At a time when the Avengers are leading the way for comic book superheroes, it’s up to the others to keep up and that includes early pacesetters X-Men.

They kicked off the genre revival with X-Men (2000), defined it with X2 (2003) reinvigorated the series with reboot-cum-reset-cum-prequel First Class (2011) and then again with the timeline-bending Days of Future Past (2014) but sadly Apocalypse sees the mutants left staring at Captain America’s clean pair of star-spangled heels.

Set in 1983, a decade after the events of DOFP, Charles Xavier (James McAvoy) is running his school for gifted pupils, Magneto (Michael Fassbender) is – uncharacteristically - living incognito in Poland with a wife and child and Mystique (Jennifer Lawrence) is starting fights in disguise in grotty bars to protect vulnerable mutants.

Their peace is shattered when the world’s first mutant, the all-powerful Apocalypse (Oscar Isaac) awakes from a thousands of years sleep and quickly decides he wants to destroy humanity. In order to do so he recruits his four horsemen, including a by-now understandably bitter Magneto.

Predictably, it’s up to the other mutants - corralled by Mystique and Xavier - to stop him.
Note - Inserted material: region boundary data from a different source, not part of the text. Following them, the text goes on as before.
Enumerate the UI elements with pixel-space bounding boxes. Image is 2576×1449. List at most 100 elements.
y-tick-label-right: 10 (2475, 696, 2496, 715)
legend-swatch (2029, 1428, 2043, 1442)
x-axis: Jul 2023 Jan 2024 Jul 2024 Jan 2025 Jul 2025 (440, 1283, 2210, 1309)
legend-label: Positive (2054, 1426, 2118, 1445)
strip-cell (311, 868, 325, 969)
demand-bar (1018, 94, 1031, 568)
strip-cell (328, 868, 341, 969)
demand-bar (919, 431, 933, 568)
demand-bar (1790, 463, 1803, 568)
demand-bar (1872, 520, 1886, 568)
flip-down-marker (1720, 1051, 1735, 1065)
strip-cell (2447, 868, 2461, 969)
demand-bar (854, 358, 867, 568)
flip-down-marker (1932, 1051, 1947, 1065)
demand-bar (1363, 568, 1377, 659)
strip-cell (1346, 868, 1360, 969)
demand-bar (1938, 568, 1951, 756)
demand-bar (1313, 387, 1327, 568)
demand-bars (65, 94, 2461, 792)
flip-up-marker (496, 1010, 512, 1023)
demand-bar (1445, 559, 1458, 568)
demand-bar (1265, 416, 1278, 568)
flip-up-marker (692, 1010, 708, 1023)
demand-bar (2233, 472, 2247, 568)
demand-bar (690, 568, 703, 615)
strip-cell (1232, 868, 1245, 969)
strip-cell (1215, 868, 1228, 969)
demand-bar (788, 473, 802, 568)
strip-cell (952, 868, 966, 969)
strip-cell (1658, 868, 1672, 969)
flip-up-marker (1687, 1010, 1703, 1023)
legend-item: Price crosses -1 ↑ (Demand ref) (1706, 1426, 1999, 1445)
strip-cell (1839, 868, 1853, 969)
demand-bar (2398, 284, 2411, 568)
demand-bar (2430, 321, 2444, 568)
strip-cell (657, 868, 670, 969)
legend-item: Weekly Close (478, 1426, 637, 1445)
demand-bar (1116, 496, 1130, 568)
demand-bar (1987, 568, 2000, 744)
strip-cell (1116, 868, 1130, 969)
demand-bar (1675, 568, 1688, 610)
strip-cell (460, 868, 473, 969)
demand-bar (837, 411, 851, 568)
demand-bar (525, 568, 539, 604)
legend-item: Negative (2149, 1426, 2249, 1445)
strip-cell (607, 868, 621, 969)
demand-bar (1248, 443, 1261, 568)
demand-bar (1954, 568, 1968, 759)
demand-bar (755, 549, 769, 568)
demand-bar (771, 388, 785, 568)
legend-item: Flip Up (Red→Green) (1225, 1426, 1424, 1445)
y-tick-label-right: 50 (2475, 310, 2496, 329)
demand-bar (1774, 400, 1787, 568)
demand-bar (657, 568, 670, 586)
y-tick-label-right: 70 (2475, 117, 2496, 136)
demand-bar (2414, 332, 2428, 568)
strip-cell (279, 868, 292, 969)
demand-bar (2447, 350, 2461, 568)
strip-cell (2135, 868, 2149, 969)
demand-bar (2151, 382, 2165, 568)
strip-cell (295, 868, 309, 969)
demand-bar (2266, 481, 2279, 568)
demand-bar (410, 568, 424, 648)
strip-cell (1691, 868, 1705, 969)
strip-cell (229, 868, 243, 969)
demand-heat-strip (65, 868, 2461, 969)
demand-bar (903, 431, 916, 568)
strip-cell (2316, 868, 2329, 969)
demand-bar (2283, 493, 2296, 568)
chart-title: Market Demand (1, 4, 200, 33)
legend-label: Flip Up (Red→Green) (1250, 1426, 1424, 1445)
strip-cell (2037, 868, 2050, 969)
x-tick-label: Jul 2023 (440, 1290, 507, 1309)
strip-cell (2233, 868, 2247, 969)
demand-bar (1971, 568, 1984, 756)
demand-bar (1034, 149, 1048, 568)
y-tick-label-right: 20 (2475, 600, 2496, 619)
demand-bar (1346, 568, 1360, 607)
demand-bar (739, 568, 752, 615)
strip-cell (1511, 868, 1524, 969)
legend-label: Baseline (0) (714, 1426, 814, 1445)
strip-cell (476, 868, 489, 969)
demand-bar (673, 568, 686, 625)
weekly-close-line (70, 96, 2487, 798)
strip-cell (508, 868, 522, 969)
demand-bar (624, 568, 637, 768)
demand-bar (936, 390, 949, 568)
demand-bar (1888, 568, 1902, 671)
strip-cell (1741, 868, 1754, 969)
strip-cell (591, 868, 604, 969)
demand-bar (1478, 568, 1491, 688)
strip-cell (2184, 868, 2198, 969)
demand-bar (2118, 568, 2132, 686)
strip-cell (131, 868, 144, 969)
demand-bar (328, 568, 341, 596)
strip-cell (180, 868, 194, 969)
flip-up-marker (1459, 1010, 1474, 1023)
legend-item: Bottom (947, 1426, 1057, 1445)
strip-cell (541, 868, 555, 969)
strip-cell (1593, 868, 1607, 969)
Unfortunately Apocalypse is not a great baddie. Looking absurdly like a villain from Power Rangers, he is ‘generic bad guy intent on destroying the world’ rather than the more nuanced human-mutant battles the X-Men usually find themselves in.

Similarly the destruction he brings is too generic – whole cities are razed and crowds of people wiped out to little dramatic effect.
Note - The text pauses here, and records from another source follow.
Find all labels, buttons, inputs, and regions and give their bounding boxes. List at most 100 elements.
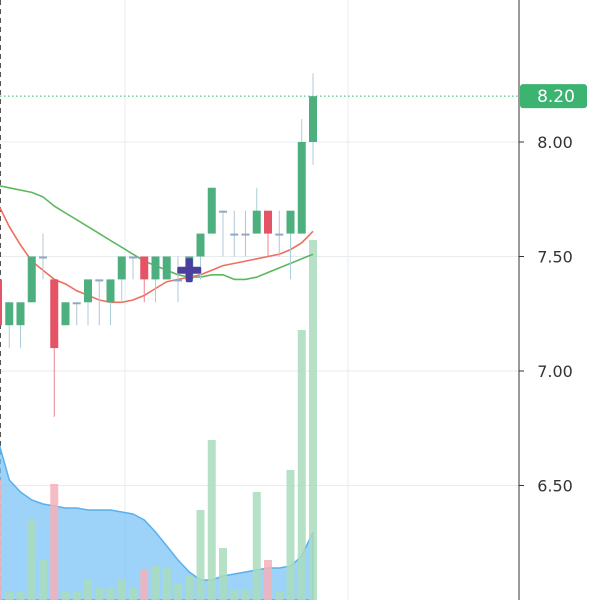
volume-bar	[50, 484, 59, 600]
volume-bar	[252, 492, 261, 600]
candle[interactable]	[241, 210, 250, 257]
volume-bar	[72, 592, 81, 600]
volume-average-area	[0, 444, 314, 601]
volume-bar	[275, 592, 284, 600]
candle[interactable]	[117, 256, 126, 303]
volume-bar	[27, 520, 36, 600]
candle[interactable]	[275, 210, 284, 257]
signal-cross-marker[interactable]	[177, 258, 202, 283]
candle-body	[241, 233, 250, 236]
candle-body	[151, 256, 160, 280]
candle[interactable]	[84, 279, 92, 326]
candle[interactable]	[16, 302, 25, 349]
candle-body	[219, 210, 227, 213]
volume-bar	[196, 510, 205, 600]
candle-body	[252, 210, 261, 234]
signal-markers	[177, 258, 202, 283]
candle[interactable]	[309, 73, 317, 165]
candle[interactable]	[5, 302, 14, 349]
candle-body	[84, 279, 92, 303]
candle[interactable]	[230, 210, 239, 257]
candle-body	[174, 279, 182, 282]
candle-body	[162, 256, 171, 280]
candle-body	[61, 302, 70, 326]
candle[interactable]	[0, 279, 2, 348]
volume-bar	[95, 588, 104, 600]
candle-body	[16, 302, 25, 326]
last-price-tag: 8.20	[520, 84, 587, 109]
volume-bar	[39, 560, 47, 600]
volume-bar	[174, 584, 182, 600]
moving-averages	[0, 185, 314, 304]
candle-body	[196, 233, 205, 257]
volume-bar	[151, 566, 160, 600]
price-axis[interactable]: 8.00 7.50 7.00 6.50 8.20	[518, 0, 587, 600]
candle[interactable]	[61, 302, 70, 326]
volume-bar	[241, 590, 250, 600]
candle[interactable]	[264, 210, 272, 257]
price-axis-tick-label: 6.50	[537, 476, 573, 495]
candle[interactable]	[174, 256, 182, 303]
volume-bar	[129, 588, 137, 600]
candle[interactable]	[207, 187, 216, 234]
volume-pane	[0, 240, 317, 601]
candle[interactable]	[219, 210, 227, 257]
candle-body	[95, 279, 104, 282]
candle[interactable]	[151, 256, 160, 303]
candle[interactable]	[27, 256, 36, 303]
candle-body	[50, 279, 59, 349]
volume-bar	[5, 592, 14, 600]
candle-body	[117, 256, 126, 280]
volume-bar	[264, 560, 272, 600]
candle-body	[27, 256, 36, 303]
volume-bar	[0, 480, 2, 600]
candle-body	[129, 256, 137, 259]
candle[interactable]	[297, 119, 306, 234]
volume-bar	[297, 330, 306, 600]
volume-bar	[106, 588, 115, 600]
volume-bar	[309, 240, 317, 600]
candle-body	[286, 210, 295, 234]
last-price-tag-background	[520, 84, 587, 109]
candle[interactable]	[286, 210, 295, 280]
candle[interactable]	[50, 279, 59, 417]
candle[interactable]	[252, 187, 261, 234]
volume-bar	[140, 570, 149, 600]
candle-body	[309, 96, 317, 142]
volume-bar	[117, 580, 126, 600]
candle[interactable]	[95, 279, 104, 326]
candle[interactable]	[162, 256, 171, 280]
cross-marker-vertical	[185, 258, 193, 283]
candles	[0, 73, 317, 417]
volume-bar	[219, 548, 227, 600]
candle-body	[207, 187, 216, 234]
candle-body	[140, 256, 149, 280]
candle-body	[5, 302, 14, 326]
candle[interactable]	[106, 279, 115, 326]
candle[interactable]	[72, 302, 81, 326]
candle-body	[0, 279, 2, 326]
candle[interactable]	[140, 256, 149, 303]
volume-bar	[84, 580, 92, 600]
volume-bar	[230, 590, 239, 600]
last-price-tag-label: 8.20	[537, 87, 575, 107]
volume-bar	[207, 440, 216, 600]
candle-body	[39, 256, 47, 259]
price-axis-tick-label: 7.50	[537, 247, 573, 266]
candle-body	[72, 302, 81, 305]
volume-bar	[16, 592, 25, 600]
candle-body	[264, 210, 272, 234]
volume-bar	[185, 576, 194, 600]
volume-bar	[61, 592, 70, 600]
candle-body	[275, 233, 284, 236]
candle-body	[297, 141, 306, 234]
candle-body	[230, 233, 239, 236]
price-axis-tick-label: 7.00	[537, 362, 573, 381]
volume-bar	[162, 568, 171, 600]
volume-bar	[286, 470, 295, 600]
candle[interactable]	[39, 233, 47, 280]
candle-body	[106, 279, 115, 303]
candle[interactable]	[129, 256, 137, 280]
The large cast is not universally successful, either. Olivia Munn as Psylocke, Ben Hardy as Angel and Alexandra Shipp as Storm are particularly underused, Jennifer Lawrence’s role as Mystique has become two-dimensional and dry.
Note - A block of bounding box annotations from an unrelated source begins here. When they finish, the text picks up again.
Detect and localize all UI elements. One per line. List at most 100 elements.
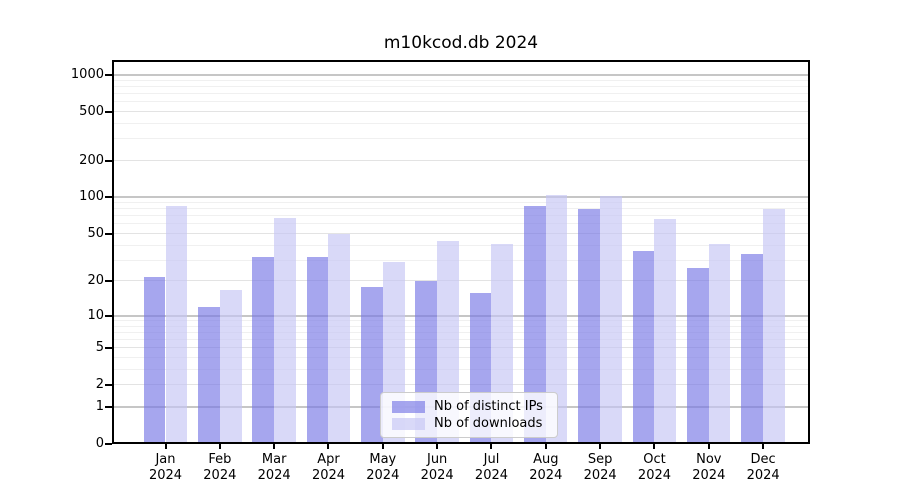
- legend-swatch-downloads: [392, 417, 425, 430]
- x-axis-line: [112, 442, 810, 444]
- x-tick-month: Mar: [261, 452, 287, 467]
- x-tick-year: 2024: [474, 468, 509, 483]
- y-tick-label-0: 0: [95, 436, 104, 451]
- bar-jan-downloads: [165, 206, 188, 444]
- gridline-600: [112, 101, 810, 103]
- x-tick-label-may: May 2024: [347, 452, 419, 484]
- gridline-4: [112, 357, 810, 359]
- bar-apr-distinct-ips: [306, 257, 329, 444]
- gridline-70: [112, 215, 810, 217]
- y-tick-mark-5: [105, 347, 112, 350]
- x-tick-label-mar: Mar 2024: [238, 452, 310, 484]
- x-tick-label-dec: Dec 2024: [727, 452, 799, 484]
- x-tick-month: May: [369, 452, 397, 467]
- x-tick-mark-oct: [653, 444, 656, 449]
- bar-feb-distinct-ips: [198, 306, 220, 444]
- x-tick-month: Jul: [483, 452, 500, 467]
- gridline-10: [112, 314, 810, 317]
- gridline-700: [112, 92, 810, 94]
- x-tick-mark-mar: [273, 444, 276, 449]
- gridline-50: [112, 232, 810, 234]
- gridline-7: [112, 331, 810, 333]
- x-tick-month: Nov: [696, 452, 722, 467]
- gridline-300: [112, 138, 810, 140]
- gridline-1000: [112, 73, 810, 76]
- x-tick-label-apr: Apr 2024: [292, 452, 364, 484]
- gridline-80: [112, 208, 810, 210]
- x-tick-label-jan: Jan 2024: [130, 452, 202, 484]
- y-tick-label-10: 10: [87, 307, 104, 323]
- chart-title: m10kcod.db 2024: [383, 33, 539, 53]
- x-tick-year: 2024: [529, 468, 563, 483]
- x-tick-mark-sep: [599, 444, 602, 449]
- y-tick-mark-1000: [105, 73, 112, 76]
- plot-border-right: [808, 60, 810, 444]
- bar-nov-downloads: [708, 244, 731, 444]
- x-tick-month: Aug: [533, 452, 559, 467]
- gridline-500: [112, 110, 810, 112]
- bar-aug-distinct-ips: [524, 206, 546, 444]
- y-tick-mark-10: [105, 314, 112, 317]
- x-tick-month: Jun: [426, 452, 448, 467]
- x-tick-year: 2024: [692, 468, 726, 483]
- legend-entry-distinct-ips: Nb of distinct IPs: [392, 398, 547, 415]
- x-tick-mark-jun: [436, 444, 439, 449]
- gridline-100: [112, 196, 810, 199]
- x-tick-label-feb: Feb 2024: [184, 452, 256, 484]
- gridline-2: [112, 384, 810, 386]
- y-tick-label-50: 50: [87, 225, 104, 241]
- x-tick-label-oct: Oct 2024: [618, 452, 690, 484]
- gridline-8: [112, 325, 810, 327]
- x-tick-month: Dec: [750, 452, 776, 467]
- x-tick-year: 2024: [148, 468, 183, 483]
- plot-border-top: [112, 60, 810, 62]
- bar-mar-downloads: [274, 217, 296, 444]
- gridline-900: [112, 79, 810, 81]
- y-tick-label-5: 5: [95, 340, 104, 356]
- bar-oct-distinct-ips: [632, 251, 655, 444]
- x-tick-mark-jul: [490, 444, 493, 449]
- bar-sep-downloads: [600, 195, 622, 444]
- x-tick-year: 2024: [257, 468, 291, 483]
- bar-jan-distinct-ips: [143, 276, 166, 444]
- x-tick-label-aug: Aug 2024: [510, 452, 582, 484]
- y-tick-mark-2: [105, 384, 112, 387]
- bar-oct-downloads: [654, 219, 677, 444]
- x-tick-year: 2024: [420, 468, 454, 483]
- x-tick-year: 2024: [366, 468, 400, 483]
- y-tick-label-1: 1: [95, 398, 104, 414]
- y-tick-mark-50: [105, 232, 112, 235]
- y-tick-label-200: 200: [79, 152, 104, 168]
- x-tick-year: 2024: [203, 468, 237, 483]
- y-tick-mark-20: [105, 280, 112, 283]
- y-axis-line: [112, 60, 114, 444]
- gridline-90: [112, 202, 810, 204]
- legend-label-downloads: Nb of downloads: [434, 415, 543, 431]
- gridline-5: [112, 347, 810, 349]
- gridline-3: [112, 368, 810, 370]
- gridline-9: [112, 320, 810, 321]
- gridline-40: [112, 244, 810, 246]
- x-tick-mark-aug: [544, 444, 547, 449]
- y-tick-mark-0: [105, 443, 112, 445]
- bar-nov-distinct-ips: [687, 267, 709, 444]
- y-tick-label-100: 100: [79, 189, 104, 205]
- x-tick-month: Oct: [643, 452, 666, 467]
- y-tick-mark-100: [105, 196, 112, 199]
- gridline-800: [112, 85, 810, 87]
- x-tick-month: Apr: [317, 452, 340, 467]
- gridline-20: [112, 280, 810, 282]
- bar-apr-downloads: [328, 233, 351, 444]
- gridline-60: [112, 223, 810, 225]
- x-tick-mark-dec: [762, 444, 765, 449]
- plot-area: [112, 60, 810, 444]
- y-tick-label-2: 2: [95, 377, 104, 393]
- x-tick-mark-nov: [707, 444, 710, 449]
- x-tick-mark-may: [381, 444, 384, 449]
- gridline-200: [112, 159, 810, 161]
- legend-label-distinct-ips: Nb of distinct IPs: [434, 398, 543, 414]
- x-tick-label-sep: Sep 2024: [564, 452, 636, 484]
- y-tick-mark-500: [105, 110, 112, 113]
- gridline-6: [112, 339, 810, 341]
- x-tick-label-jul: Jul 2024: [455, 452, 527, 484]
On the other hand, we get a nice introduction to Sophie Turner and Tye Sheridan’s versions of Cyclops and Jean Grey while Kodi Smit-McPhee (Nightcrawler) and Evan Peters (Quicksilver) and movie leavening, scene stealing gold.

One Quicksilver scene in particular will be a stand-out favourite.

One of the most pleasing aspects of Apocalypse is that not only does it follow on from First Class and DOFP but it begins to bring events full circle towards 2000’s X-Men, and not just because McAvoy’s Charles Xavier ends up bald.

In a similar vein, Hugh Jackman’s Wolverine - who doesn’t really fit this timeline - gets his rumoured cameo and it is a good ‘un that ties up a loose end in his story.

Arguably this film does sufficient to bring things full circle but let’s just assume that Fox wants to exploit their own cinematic universe at least once more. And surely this slight misstep is not sufficient to stop them.

X-Men: Apocalypse (12A) is out tomorrow (Wednesday, May 18).